After helping to bring the new Second Avenue subway line into service over the weekend, the top official at the MTA announced he is stepping down. Transit Reporter Jose Martinez takes a look at Thomas Prendergast's legacy, and the challenges facing his replacement.  

"Chairman Prendergast, God bless you, you're going to go down in history," Governor Andrew Cuomo said last month, in anticipation of the opening of the Second Avenue subway line.

Going down in history — perhaps.
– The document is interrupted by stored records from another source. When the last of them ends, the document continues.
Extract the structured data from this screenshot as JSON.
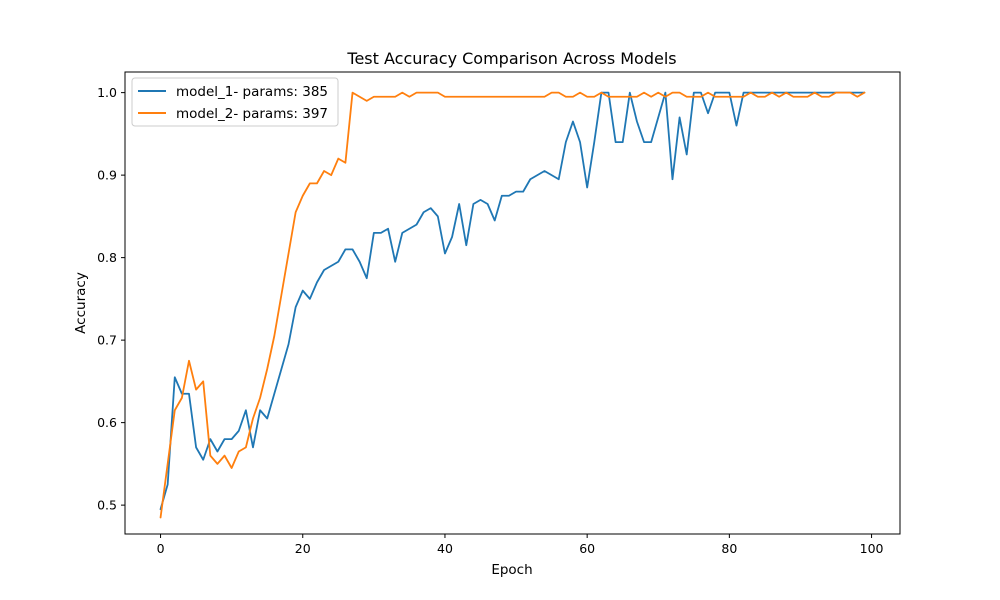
{
  "chart_data": {
    "type": "line",
    "title": "Test Accuracy Comparison Across Models",
    "xlabel": "Epoch",
    "ylabel": "Accuracy",
    "xlim": [
      -5,
      104
    ],
    "ylim": [
      0.465,
      1.025
    ],
    "xticks": [
      0,
      20,
      40,
      60,
      80,
      100
    ],
    "yticks": [
      0.5,
      0.6,
      0.7,
      0.8,
      0.9,
      1.0
    ],
    "xtick_labels": [
      "0",
      "20",
      "40",
      "60",
      "80",
      "100"
    ],
    "ytick_labels": [
      "0.5",
      "0.6",
      "0.7",
      "0.8",
      "0.9",
      "1.0"
    ],
    "grid": false,
    "legend_position": "top-left",
    "series": [
      {
        "name": "model_1- params: 385",
        "color": "#1f77b4",
        "values": [
          0.495,
          0.525,
          0.655,
          0.635,
          0.635,
          0.57,
          0.555,
          0.58,
          0.565,
          0.58,
          0.58,
          0.59,
          0.615,
          0.57,
          0.615,
          0.605,
          0.635,
          0.665,
          0.695,
          0.74,
          0.76,
          0.75,
          0.77,
          0.785,
          0.79,
          0.795,
          0.81,
          0.81,
          0.795,
          0.775,
          0.83,
          0.83,
          0.835,
          0.795,
          0.83,
          0.835,
          0.84,
          0.855,
          0.86,
          0.85,
          0.805,
          0.825,
          0.865,
          0.815,
          0.865,
          0.87,
          0.865,
          0.845,
          0.875,
          0.875,
          0.88,
          0.88,
          0.895,
          0.9,
          0.905,
          0.9,
          0.895,
          0.94,
          0.965,
          0.94,
          0.885,
          0.94,
          1.0,
          1.0,
          0.94,
          0.94,
          1.0,
          0.965,
          0.94,
          0.94,
          0.97,
          1.0,
          0.895,
          0.97,
          0.925,
          1.0,
          1.0,
          0.975,
          1.0,
          1.0,
          1.0,
          0.96,
          1.0,
          1.0,
          1.0,
          1.0,
          1.0,
          1.0,
          1.0,
          1.0,
          1.0,
          1.0,
          1.0,
          1.0,
          1.0,
          1.0,
          1.0,
          1.0,
          1.0,
          1.0
        ]
      },
      {
        "name": "model_2- params: 397",
        "color": "#ff7f0e",
        "values": [
          0.485,
          0.55,
          0.615,
          0.63,
          0.675,
          0.64,
          0.65,
          0.56,
          0.55,
          0.56,
          0.545,
          0.565,
          0.57,
          0.605,
          0.63,
          0.665,
          0.705,
          0.755,
          0.805,
          0.855,
          0.875,
          0.89,
          0.89,
          0.905,
          0.9,
          0.92,
          0.915,
          1.0,
          0.995,
          0.99,
          0.995,
          0.995,
          0.995,
          0.995,
          1.0,
          0.995,
          1.0,
          1.0,
          1.0,
          1.0,
          0.995,
          0.995,
          0.995,
          0.995,
          0.995,
          0.995,
          0.995,
          0.995,
          0.995,
          0.995,
          0.995,
          0.995,
          0.995,
          0.995,
          0.995,
          1.0,
          1.0,
          0.995,
          0.995,
          1.0,
          0.995,
          0.995,
          1.0,
          0.995,
          0.995,
          0.995,
          0.995,
          0.995,
          1.0,
          0.995,
          1.0,
          0.995,
          1.0,
          1.0,
          0.995,
          0.995,
          0.995,
          1.0,
          0.995,
          0.995,
          0.995,
          0.995,
          0.995,
          1.0,
          0.995,
          0.995,
          1.0,
          0.995,
          1.0,
          0.995,
          0.995,
          0.995,
          1.0,
          0.995,
          0.995,
          1.0,
          1.0,
          1.0,
          0.995,
          1.0
        ]
      }
    ]
  }
}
But, the head of the MTA definitely is going.

 After seeing through the opening of the Second Avenue subway, MTA Chairman Thomas Prendergast is heading for the exits after a three-and-a-half-year run leading America's busiest mass transit system.

"It's got to be one of the hardest jobs in the country," said Tom Wright of the Regional Plan Association.

For Prendergast, it has been the pinnacle of four decades in public transportation.

He was the rare MTA leader who spent most of his career at the agency.

Among his jobs: heading both New York City Transit and the Long Island Rail Road.

"Prendergast could run the railroad, he could run the bus system and he could run the subway system," said TWU Local 100 President John Samuelsen. "And nobody else before him has had those qualities."

Prendergast's legacy includes overseeing repairs to the subways after the damage caused by Hurricane Sandy.

Expanding Select Bus Service, and developing a new capital program to maintain and expand the entire transit system.

And then there was his final act — meeting the latest deadline for opening the Second Avenue subway, a focus of Governor Andrew Cuomo, Prendergast's very demanding boss.

"Obviously opening up the Second Avenue subway is a good thing for him, even though he certainly didn't start that project," said Nicole Gelinas, a Senior Fellow at the Manhattan Institute. "Nobody alive started that project."

"Prendergast understood the job, he understood the work we do," said TWU President Samuelsen. "The same can't be said for many of his predecessors."

Several previous MTA chairmen, like Dick Ravitch and Peter Kalikow, were real estate developers.

Cuomo says he wants Prendergast's replacement to be a transit system operator and developer, in part because of plans to turn the Farley Post Office building into a transit hub.

Watchdogs say that will be tricky.

"What riders really need is someone who not only understands public transit, but understands how to advocate for it, in Albany and with the state government," said John Raskin, executive director of the Riders Alliance.

"The budget issues and the politics are always just enormous challenges to anyone trying to run this," said Wright of the Regional Plan Association.

Soon enough those will be someone else's problems.

Cuomo has said he intends to name a successor for Prendergast in a matter of weeks.